Owens Corning Inc. manufactures insulation, roofing, and fiberglass composites and related materials.
The original Complaint asserts claims for violation of Section 10(b) and 20(a) of the Securities and Exchange Act of 1934 against five Owens Corning executives, including Owens Corning's Chief Executive Officer, two Chief Financial Officers, and Comptroller, as well as one Owens Corning director. Due to the automatic stay of proceedings afforded by Owens Corning's bankruptcy filing, Owens Corning is not named as a Defendant in this action. The alleged violations, according to the Complaint, stem from materially false and misleading statements made by the Defendants during the Class Period that, as detailed below: (i) materially misrepresented Owens Corning's financial health and performance; thereby (ii) causing Owens Corning stock to trade at artificially inflated prices. The Complaint charges that Defendants described Owens Corning's financial viability in two different ways to different audiences at the same time. At the very same time that the Defendants were publicly representing that Owens Corning's National Settlement Program (the "NSP") -- implemented by Owens Corning in 1999 in order to extinguish Owens Corning's asbestos liabilities -- was effectively managing and extinguishing Owens Corning's asbestos liabilities and that the NSP would leave Owens Corning largely liability-free after 2001, the Defendants told a very different -- and more accurate - story to a small, select group of Owens Corning investors who were positioned to control Owens Corning in the event of a bankruptcy. To the latter group, according to the Complaint, Defendants revealed the truth -- the NSP plan wasn't working, and would in fact capsize Owens Corning unless NSP-mandated payments were drastically curtailed.
As the Complaint charges, the share price of Owens Corning stock was artificially inflated during the Class Period by Defendants' positive public statements, which materially misled the public as to Owens Corning's true financial state and very financial viability. During late 1999 and early 2000, Owens Corning stock -- supported by Defendants' statements -- traded at between $15 and $25 per share.

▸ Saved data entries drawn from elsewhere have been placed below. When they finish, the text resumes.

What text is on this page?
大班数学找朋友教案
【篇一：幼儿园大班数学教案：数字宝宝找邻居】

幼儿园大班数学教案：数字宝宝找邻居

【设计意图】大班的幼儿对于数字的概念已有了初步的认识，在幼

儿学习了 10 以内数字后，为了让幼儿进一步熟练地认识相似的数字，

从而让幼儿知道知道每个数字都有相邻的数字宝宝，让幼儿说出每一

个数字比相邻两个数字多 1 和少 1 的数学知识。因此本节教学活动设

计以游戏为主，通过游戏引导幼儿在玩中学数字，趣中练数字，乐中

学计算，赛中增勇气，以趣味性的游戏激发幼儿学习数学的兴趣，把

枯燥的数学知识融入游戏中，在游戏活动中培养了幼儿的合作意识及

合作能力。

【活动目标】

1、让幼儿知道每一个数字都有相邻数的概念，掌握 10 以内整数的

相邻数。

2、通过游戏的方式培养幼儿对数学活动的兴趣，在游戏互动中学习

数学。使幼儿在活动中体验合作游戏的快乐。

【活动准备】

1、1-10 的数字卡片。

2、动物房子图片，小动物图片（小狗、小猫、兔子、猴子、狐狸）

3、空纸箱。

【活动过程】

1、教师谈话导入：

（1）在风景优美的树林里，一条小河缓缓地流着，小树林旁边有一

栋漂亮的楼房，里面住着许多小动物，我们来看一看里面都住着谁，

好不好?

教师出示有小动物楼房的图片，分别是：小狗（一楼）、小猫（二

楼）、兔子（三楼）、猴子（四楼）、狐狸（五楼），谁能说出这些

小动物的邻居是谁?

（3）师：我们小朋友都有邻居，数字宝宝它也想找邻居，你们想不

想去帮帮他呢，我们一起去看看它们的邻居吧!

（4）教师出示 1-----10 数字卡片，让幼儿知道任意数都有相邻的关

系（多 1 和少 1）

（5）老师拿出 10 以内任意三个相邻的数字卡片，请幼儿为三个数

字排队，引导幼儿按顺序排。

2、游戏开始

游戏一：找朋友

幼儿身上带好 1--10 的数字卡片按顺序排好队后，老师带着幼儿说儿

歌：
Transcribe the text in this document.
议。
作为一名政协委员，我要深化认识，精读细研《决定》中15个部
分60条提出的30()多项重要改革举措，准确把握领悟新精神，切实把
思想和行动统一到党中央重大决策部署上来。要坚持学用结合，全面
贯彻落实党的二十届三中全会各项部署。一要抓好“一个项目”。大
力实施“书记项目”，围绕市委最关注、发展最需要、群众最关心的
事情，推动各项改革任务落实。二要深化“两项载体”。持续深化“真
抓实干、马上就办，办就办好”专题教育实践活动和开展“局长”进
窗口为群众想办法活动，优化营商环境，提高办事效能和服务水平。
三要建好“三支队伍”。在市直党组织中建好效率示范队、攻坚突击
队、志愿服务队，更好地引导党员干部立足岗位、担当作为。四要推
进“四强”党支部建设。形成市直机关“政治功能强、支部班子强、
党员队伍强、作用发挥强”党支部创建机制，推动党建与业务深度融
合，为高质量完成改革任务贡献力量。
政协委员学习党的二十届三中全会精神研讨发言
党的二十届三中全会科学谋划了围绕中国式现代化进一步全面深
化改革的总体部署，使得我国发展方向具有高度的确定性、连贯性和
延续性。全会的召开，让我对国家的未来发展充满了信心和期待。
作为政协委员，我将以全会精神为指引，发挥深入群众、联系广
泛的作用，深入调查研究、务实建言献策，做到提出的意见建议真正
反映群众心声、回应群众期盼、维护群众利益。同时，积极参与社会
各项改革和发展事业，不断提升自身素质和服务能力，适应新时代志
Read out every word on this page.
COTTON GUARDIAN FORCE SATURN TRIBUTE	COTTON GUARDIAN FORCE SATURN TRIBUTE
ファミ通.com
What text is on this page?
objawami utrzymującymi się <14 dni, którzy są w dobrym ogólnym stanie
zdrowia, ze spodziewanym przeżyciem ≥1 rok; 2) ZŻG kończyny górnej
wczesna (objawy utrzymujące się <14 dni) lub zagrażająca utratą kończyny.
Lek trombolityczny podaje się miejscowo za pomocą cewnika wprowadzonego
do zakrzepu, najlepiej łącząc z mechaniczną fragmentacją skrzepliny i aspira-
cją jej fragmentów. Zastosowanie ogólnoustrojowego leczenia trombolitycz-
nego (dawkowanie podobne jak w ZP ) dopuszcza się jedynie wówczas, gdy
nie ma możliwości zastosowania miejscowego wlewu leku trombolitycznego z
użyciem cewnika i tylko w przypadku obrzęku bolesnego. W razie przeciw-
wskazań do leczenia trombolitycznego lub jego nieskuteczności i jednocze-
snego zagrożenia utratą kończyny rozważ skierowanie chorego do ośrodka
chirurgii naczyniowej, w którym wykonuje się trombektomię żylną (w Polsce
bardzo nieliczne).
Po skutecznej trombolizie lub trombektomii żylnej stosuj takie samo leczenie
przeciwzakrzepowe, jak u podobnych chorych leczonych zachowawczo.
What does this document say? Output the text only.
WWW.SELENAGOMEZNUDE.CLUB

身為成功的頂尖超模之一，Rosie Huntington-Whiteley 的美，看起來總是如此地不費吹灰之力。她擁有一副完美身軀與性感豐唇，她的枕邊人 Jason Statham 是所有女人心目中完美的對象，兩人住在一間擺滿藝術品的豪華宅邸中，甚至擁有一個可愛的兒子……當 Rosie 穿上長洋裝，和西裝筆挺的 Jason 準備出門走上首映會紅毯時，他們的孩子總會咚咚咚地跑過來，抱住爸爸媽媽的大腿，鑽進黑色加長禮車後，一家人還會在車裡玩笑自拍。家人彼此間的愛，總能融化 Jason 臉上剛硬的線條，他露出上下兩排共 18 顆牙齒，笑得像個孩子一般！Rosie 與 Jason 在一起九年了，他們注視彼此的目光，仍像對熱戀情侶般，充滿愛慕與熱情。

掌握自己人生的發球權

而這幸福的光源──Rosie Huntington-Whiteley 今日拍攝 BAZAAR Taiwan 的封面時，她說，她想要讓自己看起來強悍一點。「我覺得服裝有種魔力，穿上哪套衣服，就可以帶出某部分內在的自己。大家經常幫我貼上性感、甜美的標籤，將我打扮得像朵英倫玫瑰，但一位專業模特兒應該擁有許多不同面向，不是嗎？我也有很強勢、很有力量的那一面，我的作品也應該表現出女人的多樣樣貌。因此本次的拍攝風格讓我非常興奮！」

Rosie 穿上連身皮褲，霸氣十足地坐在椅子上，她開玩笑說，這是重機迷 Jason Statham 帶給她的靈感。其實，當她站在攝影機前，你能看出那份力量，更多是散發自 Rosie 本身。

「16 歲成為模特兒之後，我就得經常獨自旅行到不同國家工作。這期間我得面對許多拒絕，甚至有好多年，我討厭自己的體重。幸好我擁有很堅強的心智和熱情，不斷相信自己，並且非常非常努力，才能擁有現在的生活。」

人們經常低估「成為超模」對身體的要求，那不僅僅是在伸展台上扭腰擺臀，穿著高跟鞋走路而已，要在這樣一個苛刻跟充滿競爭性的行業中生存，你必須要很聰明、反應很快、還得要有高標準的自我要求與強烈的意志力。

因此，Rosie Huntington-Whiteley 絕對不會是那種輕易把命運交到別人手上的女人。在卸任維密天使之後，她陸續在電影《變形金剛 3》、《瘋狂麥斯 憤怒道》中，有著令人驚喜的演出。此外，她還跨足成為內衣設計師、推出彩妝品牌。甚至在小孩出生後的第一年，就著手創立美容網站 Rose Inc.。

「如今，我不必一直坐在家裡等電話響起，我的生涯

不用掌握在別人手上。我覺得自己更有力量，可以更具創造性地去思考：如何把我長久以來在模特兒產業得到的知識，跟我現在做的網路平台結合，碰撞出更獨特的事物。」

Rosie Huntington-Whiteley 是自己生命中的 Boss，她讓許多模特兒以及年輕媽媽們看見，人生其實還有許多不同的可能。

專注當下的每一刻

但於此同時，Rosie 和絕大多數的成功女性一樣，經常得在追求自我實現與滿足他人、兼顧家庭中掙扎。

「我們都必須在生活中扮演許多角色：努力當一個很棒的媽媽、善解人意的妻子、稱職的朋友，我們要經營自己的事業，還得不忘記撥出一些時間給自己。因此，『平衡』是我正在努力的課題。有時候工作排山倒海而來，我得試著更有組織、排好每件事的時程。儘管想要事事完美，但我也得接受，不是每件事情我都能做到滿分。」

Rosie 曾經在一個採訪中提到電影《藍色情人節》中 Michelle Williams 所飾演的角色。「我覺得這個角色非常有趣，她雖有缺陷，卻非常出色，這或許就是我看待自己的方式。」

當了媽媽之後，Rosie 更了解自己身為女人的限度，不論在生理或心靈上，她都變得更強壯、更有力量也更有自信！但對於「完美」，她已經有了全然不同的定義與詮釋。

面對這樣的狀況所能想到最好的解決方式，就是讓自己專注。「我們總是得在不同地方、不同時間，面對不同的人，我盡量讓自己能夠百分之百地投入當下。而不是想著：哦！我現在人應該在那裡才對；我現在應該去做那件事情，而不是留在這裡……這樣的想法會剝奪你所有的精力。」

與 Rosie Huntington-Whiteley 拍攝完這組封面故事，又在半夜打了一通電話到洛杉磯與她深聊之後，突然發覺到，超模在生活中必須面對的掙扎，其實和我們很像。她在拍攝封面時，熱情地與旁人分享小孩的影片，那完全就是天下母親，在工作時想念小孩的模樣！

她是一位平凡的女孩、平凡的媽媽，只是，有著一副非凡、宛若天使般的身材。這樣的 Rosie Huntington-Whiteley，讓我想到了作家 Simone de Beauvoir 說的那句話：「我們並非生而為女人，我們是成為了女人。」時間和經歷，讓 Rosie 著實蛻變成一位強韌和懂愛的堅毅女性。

In mid- and late 2000, as Defendants slowly began to reveal to the public a more accurate assessment of Owens Corning and its asbestos liabilities, Owens Corning's share price deflated. On October 5, 2000, Owens Corning shares fell to $1 per share when Owens Corning declared bankruptcy and admitted that it had been overwhelmed by the asbestos liabilities that Defendants claimed publicly to have solved.
In a press release dated March 15, 2005, a federal judge in Toledo has dismissed the securities-fraud lawsuit against current and former officials of Owens Corning. The suit, which sought class-action status and was instigated by national law firms that specialize in securities litigation, is barred by the statute of limitations, Judge David Katz said in a written ruling. Judge Katz, of U.S. District Court in Toledo, didn't address the substance of the allegations but rather accepted defense arguments that the Plaintiffs waited too long to file suit.
According to the docket, on March 24, 2005, the Plaintiffs filed a notice of appeal from the March 3, 2006 Memorandum Opinion and Judgment granting the Defendants’ motion to dismiss the case. On March 24, 2006, the Court entered the true copy of the mandate from the U.S. Court of Appeals for the Sixth Circuit. The decision of the District Court was affirmed.